MEPs say "first-generation" biofuels - from crops like corn - should not exceed 6% of fuel used in transport by 2020, amending the target from 10%.

They want "advanced biofuels" - sourced from seaweed or certain types of waste - to make up at least 2.5%.

Biofuels have been seen as a way to cut fossil fuel use, but using food crops can displace food production.

MEPs vote by 356 votes to 327 to support a legislative report by Corinne Lepage, a French liberal MEP, which puts a limit on the proportion of food-based biofuels that should make up the fuel mix.

It is the parliament's contribution to the new EU policy on biofuels announced by the European Commission last October.

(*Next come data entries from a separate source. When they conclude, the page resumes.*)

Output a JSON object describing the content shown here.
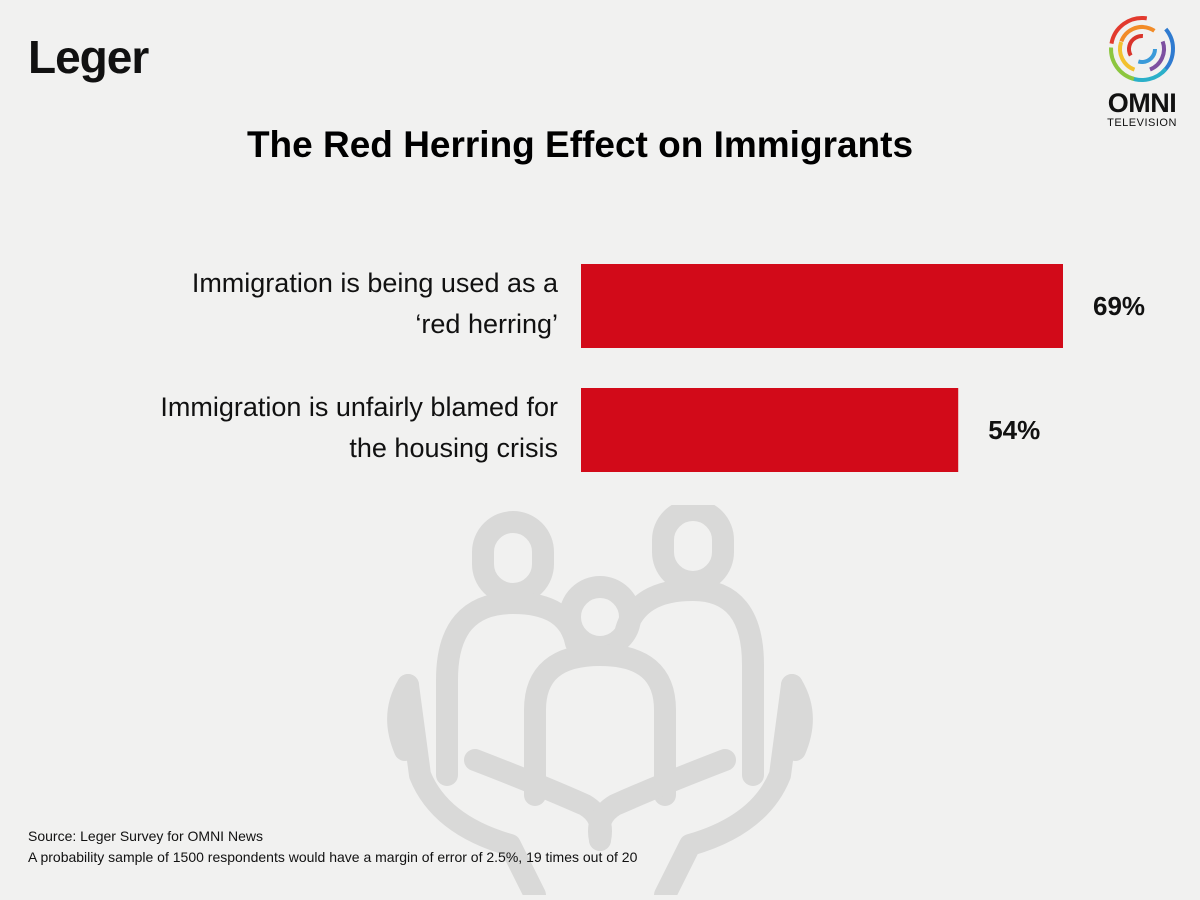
{
  "brand": {
    "leger_logo": "Leger",
    "omni_logo": "OMNI",
    "omni_sub": "TELEVISION"
  },
  "colors": {
    "bar": "#d20a19",
    "background": "#f1f1f0",
    "illustration": "#d9d9d8"
  },
  "chart_data": {
    "type": "bar",
    "orientation": "horizontal",
    "title": "The Red Herring Effect on Immigrants",
    "categories": [
      [
        "Immigration is being used as a",
        "‘red herring’"
      ],
      [
        "Immigration is unfairly blamed for",
        "the housing crisis"
      ]
    ],
    "values": [
      69,
      54
    ],
    "value_labels": [
      "69%",
      "54%"
    ],
    "unit": "%",
    "xlim": [
      0,
      69
    ],
    "grid": false,
    "legend": "none"
  },
  "footer": {
    "source": "Source: Leger Survey for OMNI News",
    "note": "A probability sample of 1500 respondents would have a margin of error of 2.5%, 19 times out of 20"
  },
  "illustration_icon": "family-in-hands-icon"
}
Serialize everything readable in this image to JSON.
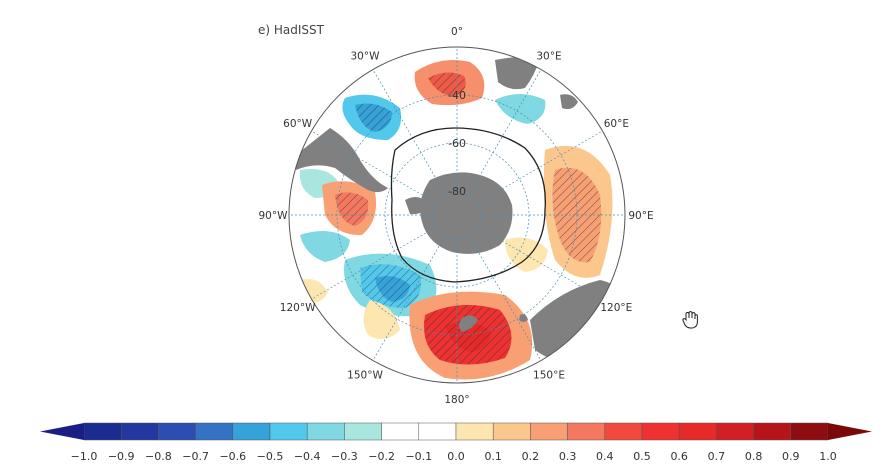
{
  "panel": {
    "title": "e) HadISST"
  },
  "lon_labels": [
    {
      "text": "0°",
      "lon": 0
    },
    {
      "text": "30°E",
      "lon": 30
    },
    {
      "text": "60°E",
      "lon": 60
    },
    {
      "text": "90°E",
      "lon": 90
    },
    {
      "text": "120°E",
      "lon": 120
    },
    {
      "text": "150°E",
      "lon": 150
    },
    {
      "text": "180°",
      "lon": 180
    },
    {
      "text": "150°W",
      "lon": -150
    },
    {
      "text": "120°W",
      "lon": -120
    },
    {
      "text": "90°W",
      "lon": -90
    },
    {
      "text": "60°W",
      "lon": -60
    },
    {
      "text": "30°W",
      "lon": -30
    }
  ],
  "lat_labels": [
    {
      "text": "-40",
      "lat": -40
    },
    {
      "text": "-60",
      "lat": -60
    },
    {
      "text": "-80",
      "lat": -80
    }
  ],
  "colorbar": {
    "ticks": [
      "-1.0",
      "-0.9",
      "-0.8",
      "-0.7",
      "-0.6",
      "-0.5",
      "-0.4",
      "-0.3",
      "-0.2",
      "-0.1",
      "0.0",
      "0.1",
      "0.2",
      "0.3",
      "0.4",
      "0.5",
      "0.6",
      "0.7",
      "0.8",
      "0.9",
      "1.0"
    ],
    "colors": [
      "#1c2b8f",
      "#23389f",
      "#2c4db2",
      "#3472c3",
      "#35a2d9",
      "#52c8ec",
      "#7fd8e2",
      "#a9e6df",
      "#ffffff",
      "#ffffff",
      "#fde6b0",
      "#fbc78c",
      "#f8a074",
      "#f4775f",
      "#f04a3e",
      "#ee3131",
      "#e62929",
      "#d21f23",
      "#b51519",
      "#8e0d10"
    ],
    "under_color": "#1a1f86",
    "over_color": "#7a0a0a"
  },
  "colors": {
    "land": "#808080",
    "grid": "#4a8fb5",
    "outline": "#333333"
  }
}
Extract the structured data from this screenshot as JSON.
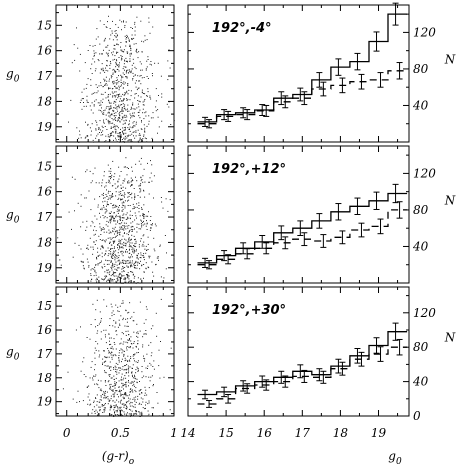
{
  "chart_data": [
    {
      "type": "scatter",
      "panel": "cmd-top",
      "xlabel": "(g-r)",
      "xlabel_sub": "o",
      "ylabel": "g",
      "ylabel_sub": "0",
      "xlim": [
        -0.1,
        1.0
      ],
      "ylim": [
        19.6,
        14.2
      ],
      "x_ticks": [
        "0",
        "0.5",
        "1"
      ],
      "y_ticks": [
        "15",
        "16",
        "17",
        "18",
        "19"
      ],
      "y_tick_values": [
        15,
        16,
        17,
        18,
        19
      ],
      "point_distribution": {
        "x_center": 0.5,
        "x_spread": 0.15,
        "y_range": [
          14.6,
          19.6
        ],
        "density_increasing_toward": "faint",
        "count": 850
      }
    },
    {
      "type": "scatter",
      "panel": "cmd-middle",
      "ylabel": "g",
      "ylabel_sub": "0",
      "xlim": [
        -0.1,
        1.0
      ],
      "ylim": [
        19.6,
        14.2
      ],
      "y_ticks": [
        "15",
        "16",
        "17",
        "18",
        "19"
      ],
      "y_tick_values": [
        15,
        16,
        17,
        18,
        19
      ],
      "point_distribution": {
        "x_center": 0.5,
        "x_spread": 0.16,
        "y_range": [
          14.6,
          19.6
        ],
        "density_increasing_toward": "faint",
        "count": 950
      }
    },
    {
      "type": "scatter",
      "panel": "cmd-bottom",
      "ylabel": "g",
      "ylabel_sub": "0",
      "xlim": [
        -0.1,
        1.0
      ],
      "ylim": [
        19.6,
        14.2
      ],
      "y_ticks": [
        "15",
        "16",
        "17",
        "18",
        "19"
      ],
      "y_tick_values": [
        15,
        16,
        17,
        18,
        19
      ],
      "point_distribution": {
        "x_center": 0.5,
        "x_spread": 0.14,
        "y_range": [
          14.6,
          19.6
        ],
        "density_increasing_toward": "faint",
        "count": 700
      }
    },
    {
      "type": "line",
      "panel": "hist-top",
      "label": "192°,-4°",
      "ylabel": "N",
      "xlim": [
        14,
        19.8
      ],
      "ylim": [
        0,
        150
      ],
      "y_ticks": [
        "40",
        "80",
        "120"
      ],
      "y_tick_values": [
        40,
        80,
        120
      ],
      "bin_edges": [
        14.25,
        14.75,
        15.25,
        15.75,
        16.25,
        16.75,
        17.25,
        17.75,
        18.25,
        18.75,
        19.25,
        19.75
      ],
      "series": [
        {
          "style": "solid",
          "values": [
            22,
            30,
            32,
            35,
            48,
            52,
            68,
            82,
            88,
            110,
            140
          ],
          "errors": [
            5,
            5.5,
            5.5,
            6,
            7,
            7,
            8,
            9,
            9,
            10.5,
            12
          ]
        },
        {
          "style": "dashed",
          "values": [
            20,
            28,
            30,
            34,
            44,
            48,
            58,
            62,
            66,
            68,
            78
          ],
          "errors": [
            4.5,
            5.5,
            5.5,
            6,
            6.5,
            7,
            7.5,
            8,
            8,
            8,
            9
          ]
        }
      ]
    },
    {
      "type": "line",
      "panel": "hist-middle",
      "label": "192°,+12°",
      "ylabel": "N",
      "xlim": [
        14,
        19.8
      ],
      "ylim": [
        0,
        150
      ],
      "y_ticks": [
        "40",
        "80",
        "120"
      ],
      "y_tick_values": [
        40,
        80,
        120
      ],
      "bin_edges": [
        14.25,
        14.75,
        15.25,
        15.75,
        16.25,
        16.75,
        17.25,
        17.75,
        18.25,
        18.75,
        19.25,
        19.75
      ],
      "series": [
        {
          "style": "solid",
          "values": [
            22,
            30,
            38,
            45,
            55,
            60,
            68,
            78,
            84,
            90,
            98
          ],
          "errors": [
            5,
            5.5,
            6,
            7,
            7.5,
            8,
            8,
            9,
            9,
            9.5,
            10
          ]
        },
        {
          "style": "dashed",
          "values": [
            20,
            26,
            32,
            38,
            44,
            48,
            46,
            50,
            58,
            62,
            80
          ],
          "errors": [
            4.5,
            5,
            5.5,
            6,
            6.5,
            7,
            7,
            7,
            7.5,
            8,
            9
          ]
        }
      ]
    },
    {
      "type": "line",
      "panel": "hist-bottom",
      "label": "192°,+30°",
      "ylabel": "N",
      "xlabel": "g",
      "xlabel_sub": "0",
      "xlim": [
        14,
        19.8
      ],
      "ylim": [
        0,
        150
      ],
      "x_ticks": [
        "14",
        "15",
        "16",
        "17",
        "18",
        "19"
      ],
      "x_tick_values": [
        14,
        15,
        16,
        17,
        18,
        19
      ],
      "y_ticks": [
        "0",
        "40",
        "80",
        "120"
      ],
      "y_tick_values": [
        0,
        40,
        80,
        120
      ],
      "bin_edges": [
        14.25,
        14.75,
        15.25,
        15.75,
        16.25,
        16.75,
        17.25,
        17.75,
        18.25,
        18.75,
        19.25,
        19.75
      ],
      "series": [
        {
          "style": "solid",
          "values": [
            25,
            28,
            35,
            40,
            45,
            52,
            48,
            58,
            70,
            82,
            98
          ],
          "errors": [
            5,
            5.5,
            6,
            6.5,
            7,
            7.5,
            7,
            8,
            8.5,
            9,
            10
          ]
        },
        {
          "style": "dashed",
          "values": [
            14,
            20,
            32,
            36,
            40,
            46,
            45,
            55,
            66,
            72,
            80
          ],
          "errors": [
            4,
            5,
            5.5,
            6,
            6.5,
            7,
            7,
            7.5,
            8,
            8.5,
            9
          ]
        }
      ]
    }
  ]
}
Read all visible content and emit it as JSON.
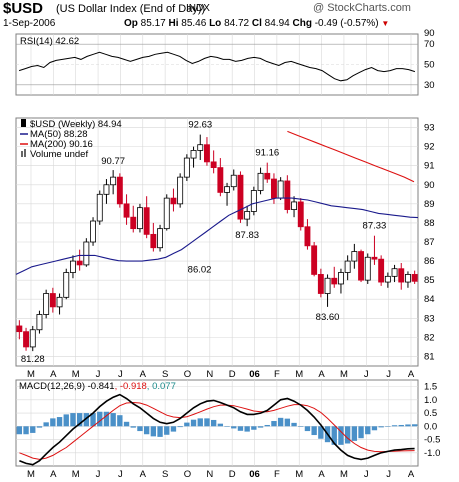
{
  "header": {
    "symbol": "$USD",
    "name": "(US Dollar Index (End of Day))",
    "exchange": "INDX",
    "brand": "@ StockCharts.com",
    "date": "1-Sep-2006",
    "open_label": "Op",
    "open": "85.17",
    "high_label": "Hi",
    "high": "85.46",
    "low_label": "Lo",
    "low": "84.72",
    "close_label": "Cl",
    "close": "84.94",
    "change_label": "Chg",
    "change": "-0.49 (-0.57%)",
    "change_color": "#cc0000"
  },
  "colors": {
    "up": "#000000",
    "down": "#cc0022",
    "ma50": "#1a1a8c",
    "ma200": "#dd1111",
    "macd": "#000000",
    "signal": "#dd1111",
    "hist": "#4a90c8",
    "grid": "#d8d8d8",
    "frame": "#808080"
  },
  "chart_data": [
    {
      "type": "line",
      "panel": "rsi",
      "legend": "RSI(14) 42.62",
      "ylim": [
        20,
        80
      ],
      "yticks": [
        30,
        50,
        70,
        90
      ],
      "overbought": 70,
      "oversold": 30,
      "values": [
        44,
        46,
        48,
        49,
        47,
        52,
        54,
        55,
        56,
        57,
        55,
        58,
        60,
        62,
        60,
        58,
        57,
        55,
        53,
        55,
        57,
        58,
        60,
        61,
        62,
        60,
        58,
        54,
        51,
        53,
        56,
        58,
        57,
        55,
        55,
        53,
        54,
        56,
        57,
        56,
        53,
        51,
        49,
        52,
        53,
        51,
        49,
        47,
        46,
        44,
        40,
        36,
        34,
        35,
        39,
        42,
        45,
        47,
        44,
        43,
        44,
        46,
        46,
        45,
        43
      ]
    },
    {
      "type": "candlestick",
      "panel": "price",
      "series_label": "$USD (Weekly) 84.94",
      "ylim": [
        80.5,
        93.5
      ],
      "yticks": [
        81,
        82,
        83,
        84,
        85,
        86,
        87,
        88,
        89,
        90,
        91,
        92,
        93
      ],
      "xlabels": [
        "M",
        "A",
        "M",
        "J",
        "J",
        "A",
        "S",
        "O",
        "N",
        "D",
        "06",
        "F",
        "M",
        "A",
        "M",
        "J",
        "J",
        "A"
      ],
      "annotations": [
        {
          "text": "81.28",
          "bar": 2
        },
        {
          "text": "90.77",
          "bar": 20
        },
        {
          "text": "92.63",
          "bar": 38
        },
        {
          "text": "86.02",
          "bar": 26
        },
        {
          "text": "91.16",
          "bar": 50
        },
        {
          "text": "87.83",
          "bar": 43
        },
        {
          "text": "87.33",
          "bar": 67
        },
        {
          "text": "83.60",
          "bar": 59
        }
      ],
      "ohlc": [
        [
          82.6,
          82.9,
          81.9,
          82.3
        ],
        [
          82.3,
          82.5,
          81.3,
          81.5
        ],
        [
          81.5,
          82.6,
          81.28,
          82.4
        ],
        [
          82.4,
          83.4,
          82.2,
          83.2
        ],
        [
          83.2,
          84.5,
          83.0,
          84.3
        ],
        [
          84.3,
          84.6,
          83.3,
          83.6
        ],
        [
          83.6,
          84.3,
          83.2,
          84.1
        ],
        [
          84.1,
          85.6,
          84.0,
          85.4
        ],
        [
          85.4,
          86.3,
          85.1,
          86.0
        ],
        [
          86.0,
          86.6,
          85.5,
          85.8
        ],
        [
          85.8,
          87.2,
          85.7,
          87.0
        ],
        [
          87.0,
          88.3,
          86.8,
          88.1
        ],
        [
          88.1,
          89.7,
          87.9,
          89.5
        ],
        [
          89.5,
          90.3,
          89.0,
          90.0
        ],
        [
          90.0,
          90.77,
          89.5,
          90.4
        ],
        [
          90.4,
          90.6,
          88.8,
          89.0
        ],
        [
          89.0,
          89.5,
          87.9,
          88.3
        ],
        [
          88.3,
          88.9,
          87.5,
          87.7
        ],
        [
          87.7,
          89.0,
          87.5,
          88.8
        ],
        [
          88.8,
          89.4,
          87.2,
          87.4
        ],
        [
          87.4,
          88.0,
          86.5,
          86.7
        ],
        [
          86.7,
          87.9,
          86.5,
          87.7
        ],
        [
          87.7,
          89.5,
          87.6,
          89.3
        ],
        [
          89.3,
          89.8,
          88.6,
          89.0
        ],
        [
          89.0,
          90.6,
          88.8,
          90.4
        ],
        [
          90.4,
          91.6,
          90.2,
          91.4
        ],
        [
          91.4,
          92.0,
          90.9,
          91.8
        ],
        [
          91.8,
          92.63,
          91.3,
          92.1
        ],
        [
          92.1,
          92.5,
          91.0,
          91.2
        ],
        [
          91.2,
          91.8,
          90.6,
          90.9
        ],
        [
          90.9,
          91.4,
          89.4,
          89.6
        ],
        [
          89.6,
          90.1,
          88.9,
          89.9
        ],
        [
          89.9,
          90.8,
          89.7,
          90.5
        ],
        [
          90.5,
          90.7,
          88.0,
          88.2
        ],
        [
          88.2,
          88.9,
          87.83,
          88.6
        ],
        [
          88.6,
          89.9,
          88.4,
          89.7
        ],
        [
          89.7,
          90.9,
          89.5,
          90.6
        ],
        [
          90.6,
          91.16,
          90.1,
          90.3
        ],
        [
          90.3,
          90.6,
          89.0,
          89.3
        ],
        [
          89.3,
          90.4,
          89.2,
          90.2
        ],
        [
          90.2,
          90.5,
          88.5,
          88.7
        ],
        [
          88.7,
          89.4,
          88.3,
          89.1
        ],
        [
          89.1,
          89.3,
          87.6,
          87.8
        ],
        [
          87.8,
          88.2,
          86.6,
          86.8
        ],
        [
          86.8,
          87.0,
          85.2,
          85.3
        ],
        [
          85.3,
          85.6,
          84.1,
          84.3
        ],
        [
          84.3,
          85.3,
          83.6,
          85.1
        ],
        [
          85.1,
          85.7,
          84.6,
          84.8
        ],
        [
          84.8,
          85.6,
          84.3,
          85.4
        ],
        [
          85.4,
          86.3,
          85.0,
          86.0
        ],
        [
          86.0,
          86.9,
          85.6,
          86.5
        ],
        [
          86.5,
          86.6,
          84.9,
          85.0
        ],
        [
          85.0,
          86.4,
          84.8,
          86.2
        ],
        [
          86.2,
          87.33,
          85.8,
          86.1
        ],
        [
          86.1,
          86.3,
          84.7,
          84.9
        ],
        [
          84.9,
          85.4,
          84.6,
          85.2
        ],
        [
          85.2,
          85.8,
          84.9,
          85.6
        ],
        [
          85.6,
          85.9,
          84.5,
          84.9
        ],
        [
          84.9,
          85.46,
          84.6,
          85.3
        ],
        [
          85.3,
          85.5,
          84.8,
          84.94
        ]
      ],
      "series": [
        {
          "name": "MA(50) 88.28",
          "values": [
            85.3,
            85.5,
            85.7,
            85.8,
            85.9,
            86.0,
            86.1,
            86.2,
            86.3,
            86.3,
            86.3,
            86.2,
            86.1,
            86.02,
            86.0,
            86.0,
            86.0,
            86.05,
            86.1,
            86.2,
            86.4,
            86.6,
            86.9,
            87.2,
            87.5,
            87.8,
            88.1,
            88.4,
            88.6,
            88.8,
            89.0,
            89.1,
            89.2,
            89.3,
            89.3,
            89.3,
            89.25,
            89.2,
            89.1,
            89.0,
            88.9,
            88.85,
            88.8,
            88.75,
            88.7,
            88.6,
            88.5,
            88.45,
            88.4,
            88.35,
            88.3,
            88.28
          ],
          "offset": 8
        },
        {
          "name": "MA(200) 90.16",
          "values": [
            92.8,
            92.6,
            92.4,
            92.2,
            92.0,
            91.8,
            91.6,
            91.4,
            91.2,
            91.0,
            90.8,
            90.6,
            90.4,
            90.16
          ],
          "offset": 44,
          "step": 1.3
        },
        {
          "name": "Volume undef",
          "values": []
        }
      ]
    },
    {
      "type": "line",
      "panel": "macd",
      "legend_parts": [
        "MACD(12,26,9)",
        "-0.841",
        "-0.918",
        "0.077"
      ],
      "ylim": [
        -1.5,
        1.75
      ],
      "yticks": [
        -1.0,
        -0.5,
        0.0,
        0.5,
        1.0,
        1.5
      ],
      "macd": [
        -1.3,
        -1.4,
        -1.45,
        -1.3,
        -1.05,
        -0.8,
        -0.6,
        -0.35,
        -0.1,
        0.1,
        0.3,
        0.5,
        0.75,
        0.95,
        1.1,
        1.2,
        1.05,
        0.85,
        0.7,
        0.5,
        0.3,
        0.15,
        0.1,
        0.15,
        0.3,
        0.5,
        0.7,
        0.85,
        0.95,
        0.98,
        0.9,
        0.8,
        0.7,
        0.55,
        0.45,
        0.45,
        0.5,
        0.6,
        0.8,
        1.0,
        1.05,
        0.95,
        0.8,
        0.6,
        0.35,
        0.05,
        -0.3,
        -0.65,
        -0.9,
        -1.1,
        -1.2,
        -1.25,
        -1.2,
        -1.1,
        -1.0,
        -0.95,
        -0.9,
        -0.88,
        -0.85,
        -0.841
      ],
      "signal": [
        -1.0,
        -1.1,
        -1.2,
        -1.25,
        -1.2,
        -1.1,
        -0.95,
        -0.8,
        -0.6,
        -0.4,
        -0.2,
        0.0,
        0.2,
        0.4,
        0.6,
        0.78,
        0.88,
        0.9,
        0.88,
        0.8,
        0.68,
        0.55,
        0.42,
        0.35,
        0.33,
        0.36,
        0.45,
        0.55,
        0.65,
        0.74,
        0.8,
        0.8,
        0.78,
        0.72,
        0.65,
        0.58,
        0.55,
        0.55,
        0.6,
        0.68,
        0.76,
        0.82,
        0.82,
        0.78,
        0.68,
        0.52,
        0.3,
        0.05,
        -0.2,
        -0.45,
        -0.65,
        -0.8,
        -0.9,
        -0.95,
        -0.96,
        -0.95,
        -0.94,
        -0.93,
        -0.92,
        -0.918
      ],
      "xlabels": [
        "M",
        "A",
        "M",
        "J",
        "J",
        "A",
        "S",
        "O",
        "N",
        "D",
        "06",
        "F",
        "M",
        "A",
        "M",
        "J",
        "J",
        "A"
      ]
    }
  ]
}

The EU is negotiating changes to the 2009 Renewable Energy Directive and the 1998 Fuel Quality Directive.

Before becoming law, the proposals still have to be agreed with the 28 member states' governments, represented in the EU Council.

Much negotiation still lies ahead, amid intense lobbying by biofuel industry groups and environmentalists.

Land use dispute

The MEPs' target is slightly higher than the 5% cap proposed by the Commission - and there has been fierce argument among MEPs about the level at which to set the cap.

Ms Lepage's report argues that public subsidies for food-based biofuels in the EU encourage their cultivation on land that could otherwise be used for food production.

According to the environmental group Greenpeace, the US already uses 40% of its corn for ethanol, and in the EU more than 60% of rapeseed is used for biofuels.

Some studies suggest that continuing with the current level of EU incentives for food-based biofuels would actually cancel out the cuts in greenhouse gas emissions achieved by switching to biofuels.

Clearing land to plant food for biofuel releases the greenhouse gas carbon dioxide (CO2) through ploughing and can involve deforestation, which reduces the "carbon sinks" - the trees that absorb CO2.

The EU's Joint Research Centre has calculated that scrapping the current biofuel incentives could lower the price of vegetable oil in the EU by 48% by 2020.

Ms Lepage's report also warns of the social impact of such biofuel cultivation - known as "indirect land use change (ILUC)".

"The indirect land use change effects are not only environmental but also social, and are placing additional pressure on land use, particularly in developing countries, which is having a negative impact on the food security of local people, in particular women," her report says.

The European Renewable Ethanol Association (ePURE) has rejected the suggestion that biofuel crops are putting too much pressure on food production. It also argues that the impact of biofuels on food prices has been greatly exaggerated.